In 2016, around 5,600 (2015: 1,900) potential and existing supplier operations were reviewed with regard to current and potential negative human rights impacts. The assessments identified around 3,300 potential negative impacts. Around 1,000 of these potential risks were associated with suppliers who were subsequently rejected. Action plans and improvements were agreed with around 2,300 (2015: 400) nominated supplier operations based on the pre-agreed evaluation process. Examples of reasons why suppliers could have potential negative impacts were:
• Lack of a sustainability policy for suppliers and their sub-suppliers
• Lack of a policy for observing human rights
• Lack of an environmental management system
• Lack of work instructions for the correct handling of chemicals
• Lack of a social management system
The BMW Group is working with these suppliers to address the issues identified by implementing a concrete plan of action, which is closely monitored. If a supplier operates from a higher risk location, the supplier is audited and if necessary, the BMW Group provides additional support and training to ensure appropriate standards are attained. The sustainability audits are carried out by external auditors, while the sustainability onsite assessments are performed by employees of the BMW Group. Should no improvement be recognised, the supplier will be put on “new business hold” as a final warning and ultimately, delisted as a supplier for the BMW Group.

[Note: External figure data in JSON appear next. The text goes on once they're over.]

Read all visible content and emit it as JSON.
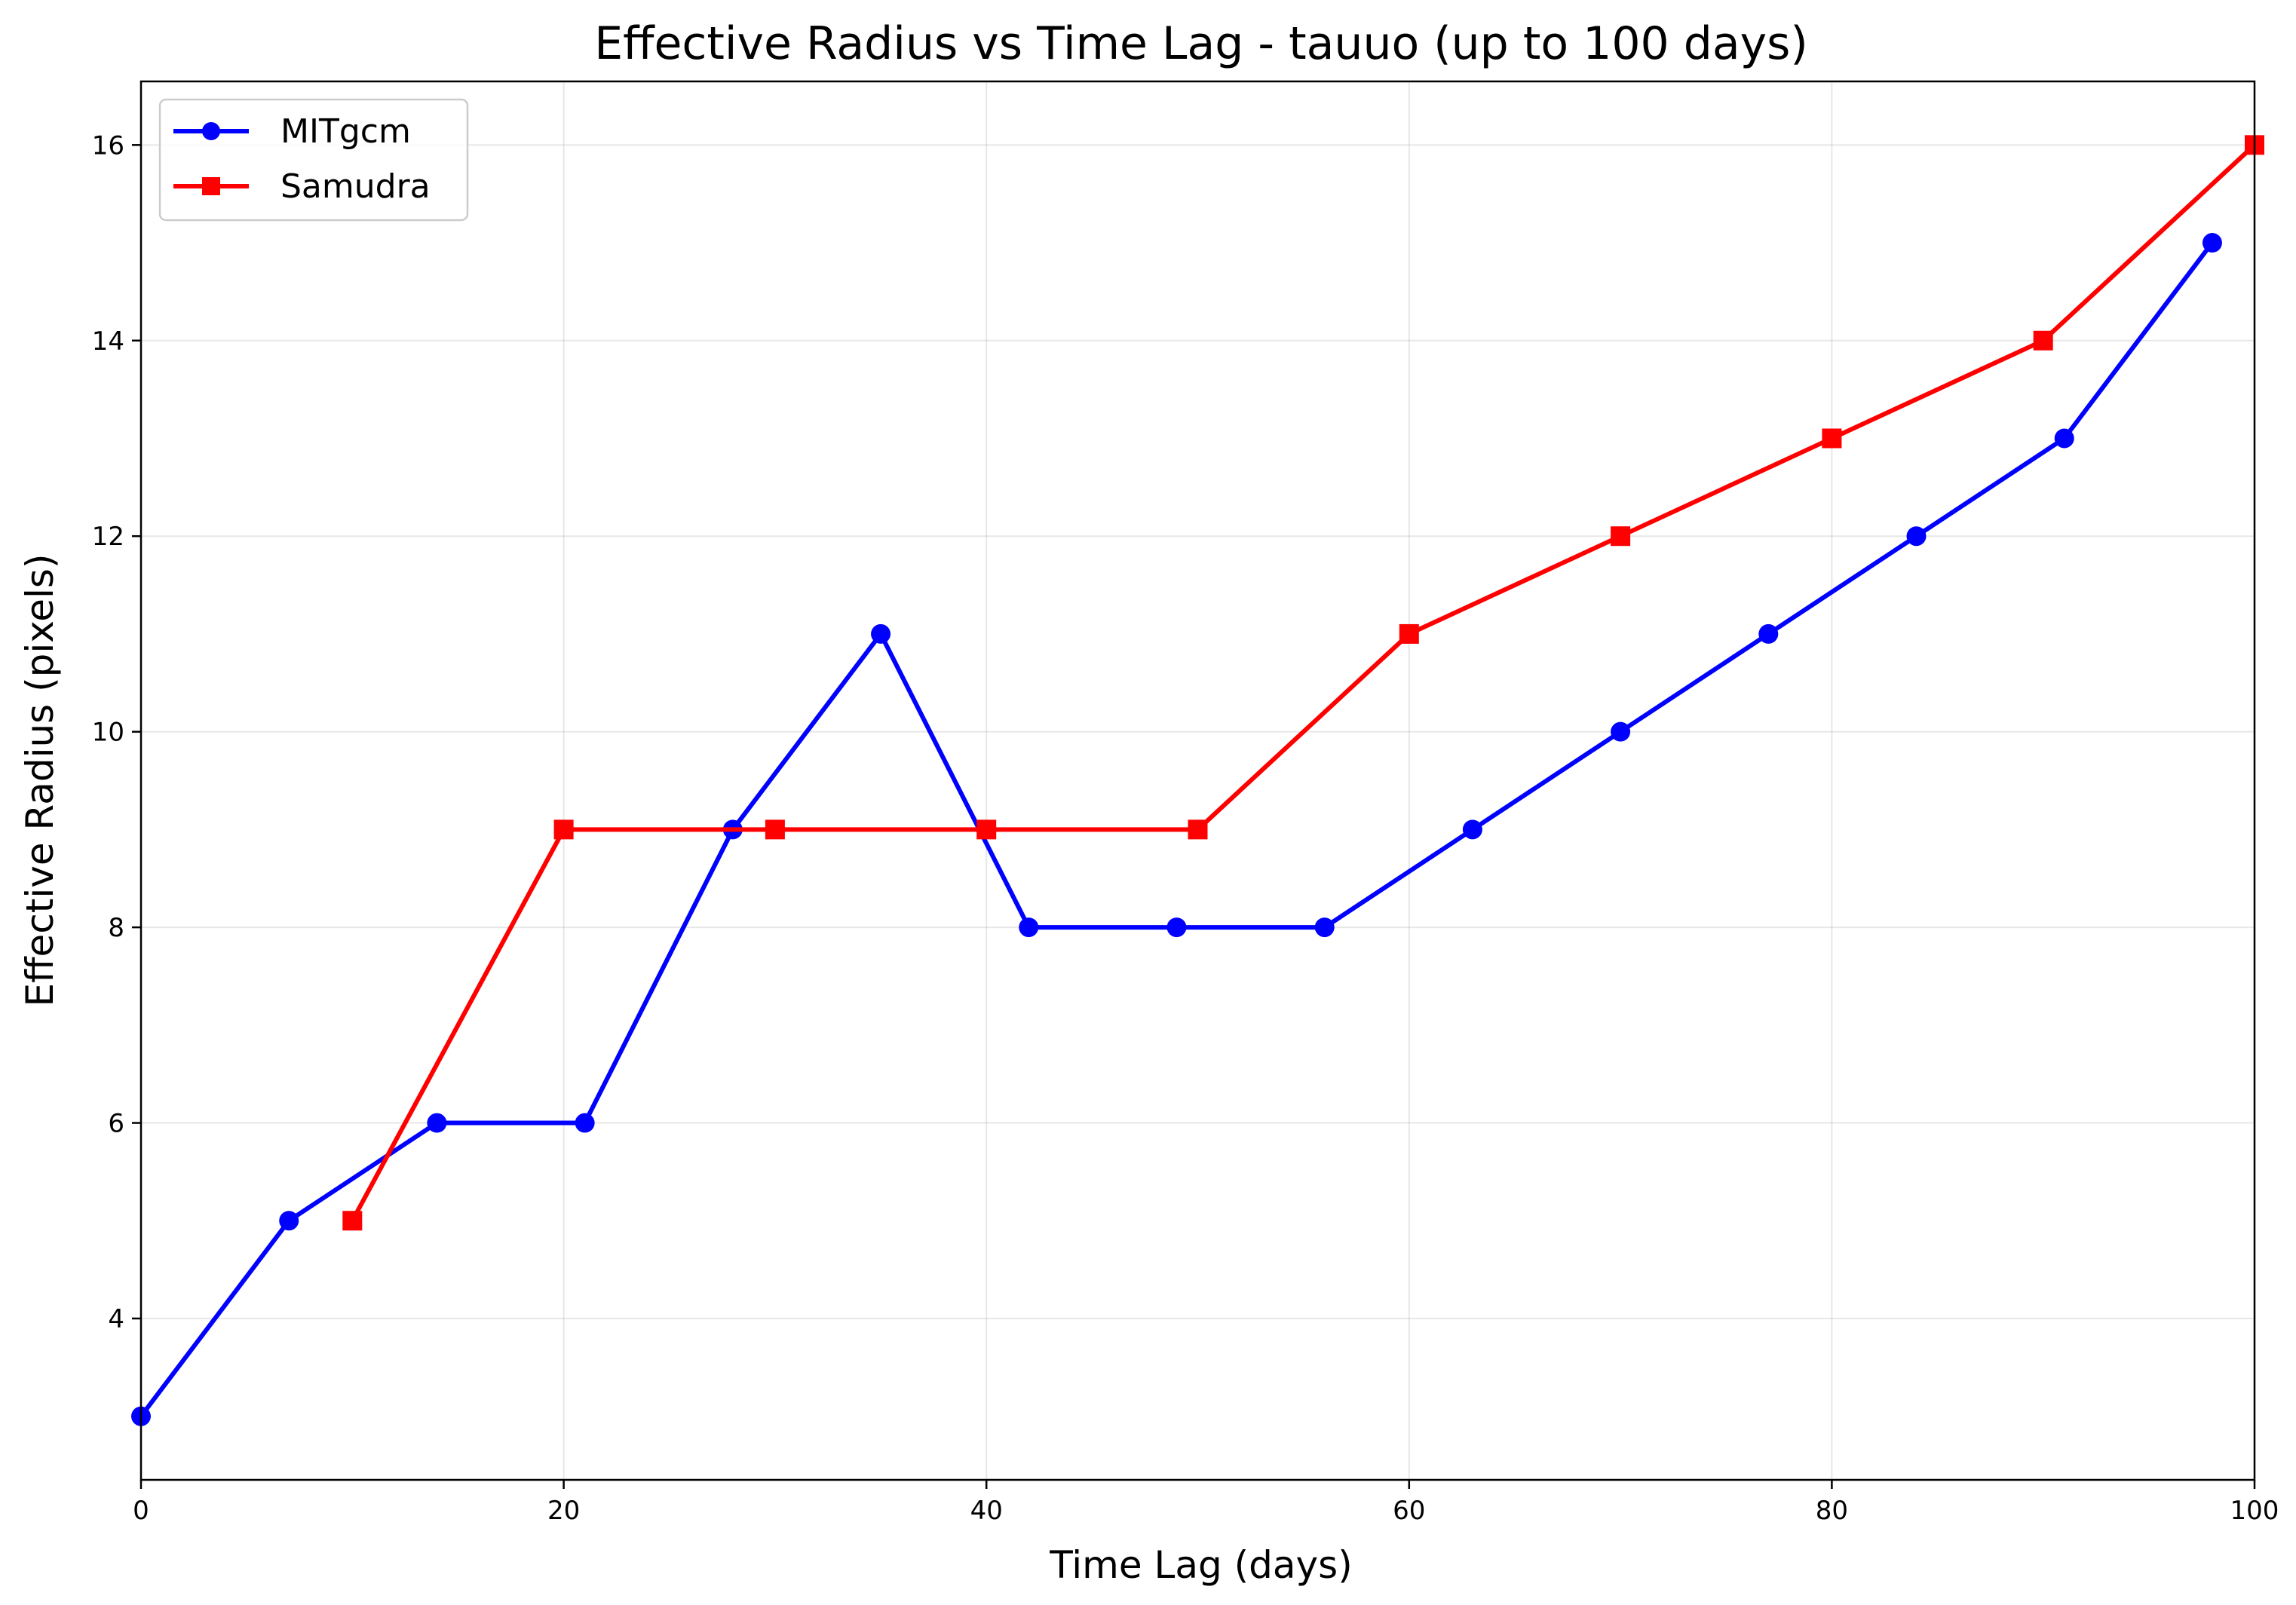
{
  "chart_data": {
    "type": "line",
    "title": "Effective Radius vs Time Lag - tauuo (up to 100 days)",
    "xlabel": "Time Lag (days)",
    "ylabel": "Effective Radius (pixels)",
    "xlim": [
      0,
      100
    ],
    "ylim": [
      2.35,
      16.65
    ],
    "xticks": [
      0,
      20,
      40,
      60,
      80,
      100
    ],
    "yticks": [
      4,
      6,
      8,
      10,
      12,
      14,
      16
    ],
    "grid": true,
    "legend_position": "top-left",
    "series": [
      {
        "name": "MITgcm",
        "color": "#0000ff",
        "marker": "circle",
        "x": [
          0,
          7,
          14,
          21,
          28,
          35,
          42,
          49,
          56,
          63,
          70,
          77,
          84,
          91,
          98
        ],
        "y": [
          3,
          5,
          6,
          6,
          9,
          11,
          8,
          8,
          8,
          9,
          10,
          11,
          12,
          13,
          15
        ]
      },
      {
        "name": "Samudra",
        "color": "#ff0000",
        "marker": "square",
        "x": [
          10,
          20,
          30,
          40,
          50,
          60,
          70,
          80,
          90,
          100
        ],
        "y": [
          5,
          9,
          9,
          9,
          9,
          11,
          12,
          13,
          14,
          16
        ]
      }
    ]
  }
}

THE BMW GROUP’S STAFF TRAINING ON HUMAN RIGHTS
After the adoption of the UN Guiding Principles on Business and Human Rights, the BMW Group implemented a comprehensive employee human rights training programme. We train our employees on human rights via face-to-face training and also communicate our position e.g. by newsletters, using the staff intranet and during compliance presentations, e.g. in 2016 at our plant in Thailand or the "APAC BMW Group Compliance Conference" in Kuala Lumpur. Human rights are also integrated in induction events for new employees and a web-based training.
Senior management of the UK-based entities have been made aware of each entity’s responsibilities under the Act, and an additional training program will be initiated to inform and educate relevant UK employees about the specific aspects of the Act 2015, in addition to the broader Human Rights training provided by the BMW Group.